Fig 1.
Distance tree of snakehead barcodes.
Neighbour joining tree based on HKY distances of 777 channid coxI sequences. Individuals have been collapsed into 61 BINs and 29 potential new BINs (indicated as clades 1–29 and highlighted in dark grey); see Table 1. The Parachanna africana clade is highlighted in light grey. Numbers in brackets behind species names refer to number of individuals from this study / number of individuals from GenBank, followed by BIN or clade designation. BINs from BOLD not previously reported by [32] are indicated in brackets with "new" (BOLD accessed March 31, 2016). Red dots indicate clades containing misidentified or incomplete identified specimens; see Table 2 and the following comments: (a) Protopterus annectens BIN containing five lungfish specimens, (b) three Pa. africana and two Pa. obscura included, (c) one Pa. sp included, (d) two Pa. insignis included, (e) nine Channa sp. included, (f) one C. cf. marulius included, (g) ten C. marulius with accession numbers EU342199-EU342200, HM117192-HM117196, KJ937341, KJ937348, KJ937388 included. These might be C. pseuomarulius, but were not counted as misidentifications since this species was only recently revalidated by Britz et al. [48], (h) includes an exceptionally long branch for a single specimen (accession number JX983243 shown as a grey bar) probably due to sequencing errors, (i) one C. cf. nox included, (j) five C. marulius included, (k) one C. orientalis included, (l) BIN number is for unpublished C. orientalis in BOLD, (m) five C. orientalis included, (n) six C. orientalis included, (o) six C. orientalis included, (p) 17 C. orientalis included, (q) misidentification should be C. bleheri see Table 2, (r) one C. stewartii included, (s) one C. cf. stewartii included, (t) five C. barca included, (u) misidentification should be C. andrao see Table 2, (v) three C. gachua included, (w) BOLD ID showed 97.39% similarity with ACS3540, (x) five C. stewartii included, (y) BOLD ID showed 97.98% similarity with AAC3925, (z) one C. gachua included. For clades composed of misidentified specimens only, the original species designation was kept and these clades are underlined (ACB7513 and ACB8348).
Fig 2.
BEAST analysis using a coalescence prior. Species delimitations based on BIN, GMYC single, GMYC multiple, and PTP thresholds are indicated by black bars. The same figure with species names is given in S4 Fig.
Table 1.
Summary of channid species and their BIN and clade assignment following the clade order in Fig 1.

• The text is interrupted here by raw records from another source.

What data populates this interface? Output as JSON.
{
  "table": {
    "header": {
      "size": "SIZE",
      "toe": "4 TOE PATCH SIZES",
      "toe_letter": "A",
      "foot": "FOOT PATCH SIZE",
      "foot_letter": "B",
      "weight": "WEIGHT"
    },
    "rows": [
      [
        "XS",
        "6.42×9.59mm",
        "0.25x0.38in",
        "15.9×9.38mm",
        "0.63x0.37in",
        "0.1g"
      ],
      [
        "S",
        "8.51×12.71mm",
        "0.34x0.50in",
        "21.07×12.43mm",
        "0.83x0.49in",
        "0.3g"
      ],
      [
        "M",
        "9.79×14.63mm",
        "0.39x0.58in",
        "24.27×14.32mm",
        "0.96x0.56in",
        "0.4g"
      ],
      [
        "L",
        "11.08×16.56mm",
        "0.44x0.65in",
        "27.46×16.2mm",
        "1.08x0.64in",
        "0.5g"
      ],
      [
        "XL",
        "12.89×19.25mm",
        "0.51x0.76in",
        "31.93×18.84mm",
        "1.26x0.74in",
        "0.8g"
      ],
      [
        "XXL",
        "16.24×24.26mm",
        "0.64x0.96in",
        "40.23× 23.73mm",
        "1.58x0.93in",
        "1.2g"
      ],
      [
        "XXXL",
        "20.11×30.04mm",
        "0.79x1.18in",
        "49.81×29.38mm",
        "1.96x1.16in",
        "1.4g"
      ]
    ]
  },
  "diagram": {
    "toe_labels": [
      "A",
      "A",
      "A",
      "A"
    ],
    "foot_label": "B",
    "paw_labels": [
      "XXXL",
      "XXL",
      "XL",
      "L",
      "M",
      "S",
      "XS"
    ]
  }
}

Species names according to [32] if different from this study are given, BINs reported by [32] are indicated and those species with multiple BINs in the [32] study and in this study are indicated.
Table 2.
Summary of channid misidentifications and incompletely identified channid specimens with their BIN assignment, GenBank accession numbers and number of specimens found in GenBank, with how many specimens have been used and / or generated by [32].
Fig 3.
Summary of species delimitation.
Cumulative number of channid species from the year 1758 to 2016 and results of channid species numbers estimated by different species delimitation methods. For the PTP analyses the species number is given (dot) and the mean and minimum and maximum range is given based on the analyses of 100 ML bootstrap trees. GMYCs and GMYCm the number of species and the confidence interval are given. For the bGMYC analyses, the mean and minimum and maximum range is given. The horizontal lines indicate different species counts: a) 38 valid species, b) plus seven undescribed species included in this study (see Fig 1): Channa sp. Assam, C. sp. Bhutan foothills, C. sp. Rakhine Yoma, Channa sp. Northeast India, Channa sp. Tenasserim, Channa sp. Mogaung and P. sp DRCongo c) plus an additional eight potential species based on a conserved estimate of additional intraspecific diversity within C. bankanensis (two clades in total), C. marulius (three clades in total), C. striata (four clades in total), C. gachua (at least three clades), totaling a conservative estimate of 53 channid species.
Fig 4.
Dotplot illustrating the presence/absence of local barcode gaps. For each individual the maximum intraspecific distance is plotted against the minimum interspecific distance. The "species" groupings were A) current taxonomy with the exception of species with prominent intraspecific clades that were split into distinct units (Channa bankanensis, C. gachua, C. marulius, C. striata), B) according to the 90 BINs identified in this study. The slope 1:1 is indicated by a red line.